The case for a Director of Football at Celtic

The departure of Ange Postecoglou to Tottenham Hotspur, as hard as it has been to take, could prove to be a blessing in disguise for Celtic if – and it is a very big very if – the board are prepared to see this as an opportunity to modernise the football operations at the club.

I understand that may involve some wishful thinking given the board’s history of dithering and failure to future-proof the club during the 10-in-a-row attempt.  However, we once again find ourselves at a crossroads with one of the paths open to us being the chance to modernise how we run the club.

While admitting that the most important immediate appointment is that of a manager to replace Ange, a close second on the list should be the appointment of a Director of Football/Technical/Sporting Director.

Learning from past good fortune

We are all fully aware of the public courting of Eddie Howe back in the summer of 2021 and the scramble to find an alternative when Howe’s planned appointment went pear-shaped.  The club would have you believe that Ange was always in the running for the job, but timelines on his appointment and how close he was to taking up the AEK Athens job, would suggest otherwise.

We lucked out with Ange, especially after Dom McKay’s swift departure left the Australian as the de facto Technical Director alongside this job as manager.

With Ange now gone and a mild panic ensuing over who the next manager should be, it is time for the Celtic board to step up, do their due diligence on multiple candidates, and hire a replacement with the skill set required to improve on Ange’s work.

If the chosen candidate has previous for working under a Director of Football, then all the better.

Why we need a Director of Football

The role of a Director of Football is to define and implement a long-term strategy for the club, thus providing a level of continuity in approach regardless of whether the manager changes every two seasons.

As I mentioned in a previous post, Celtic’s position in European football’s food chain leaves us open to players and managers moving on ahead of schedule; certainly, ahead of the schedule we, as fans, place on our star assets leaving.

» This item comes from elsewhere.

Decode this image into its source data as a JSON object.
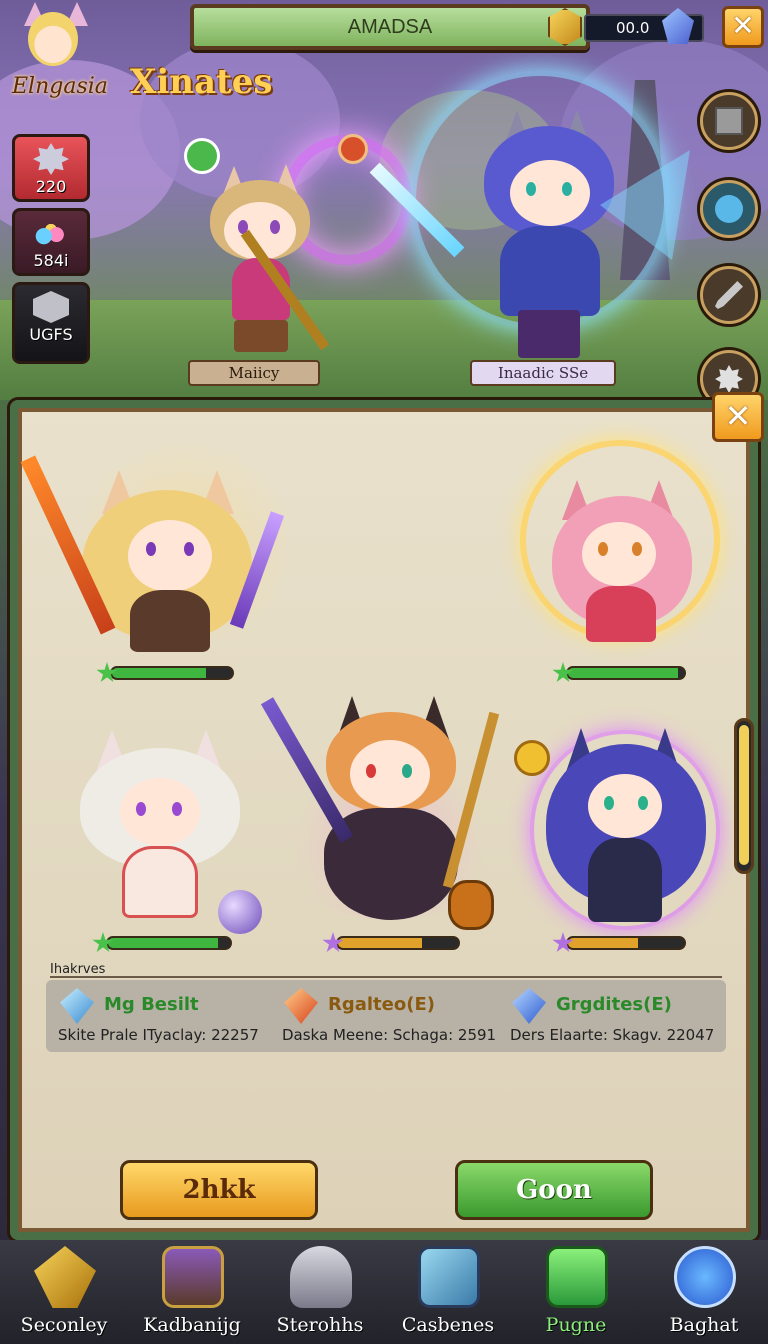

We don’t need to like this, but we do need to accept that a club of our size can only hang on to our most prized assets for two or three seasons at the most before wealthy admirers take them away.

Having someone in place above the manager, or most likely a head coach, whose remit includes looking after player and staff recruitment, along with overseeing all football operations, should help to bring more stability to the club and maintain a focus on the long-term goals.

It becomes his responsibility to identify transfer targets that meet the desired skillset and playing style adopted by the club.  It also becomes his responsibility to maintain a watch list of managers and coaches who could replace the current incumbent if needed with as little disruption to the team as possible.

By overseeing the football operations of the club, the Director of Football allows the head coach to focus more on coaching and putting a winning side out on the pitch.  The Director of Football himself is focused on improving all facets of the club to give his head coach the best possible chance to succeed.

Bringing Celtic into the 21st Century

The role is common on the continent, especially in Germany, Italy, and Spain where there is less attachment to the coach or manager needing to be involved in every aspect of the club, in particular the recruitment of players. This differs from the traditional British approach where the manager is the kingpin.

It would be a bold move for Celtic to create this type of role but I see clear benefits in doing so.  The head coach is freed up to focus on coaching and planning for games; the Director of Football sets the overarching strategy for the club and works with all football departments to make sure they function properly.

There is continuity should the manager move on as the football philosophy doesn’t change.  And to counter the thought that the head coach is no longer involved in player recruitment, he should still have a say in the process, just not the only say in the process.

European football has evolved its structures since Celtic won the European Cup in 1967, but the way we run our club has largely remained the same.  Perhaps now is the time to change that and embrace a new approach that welcomes a more modern way of thinking to the club.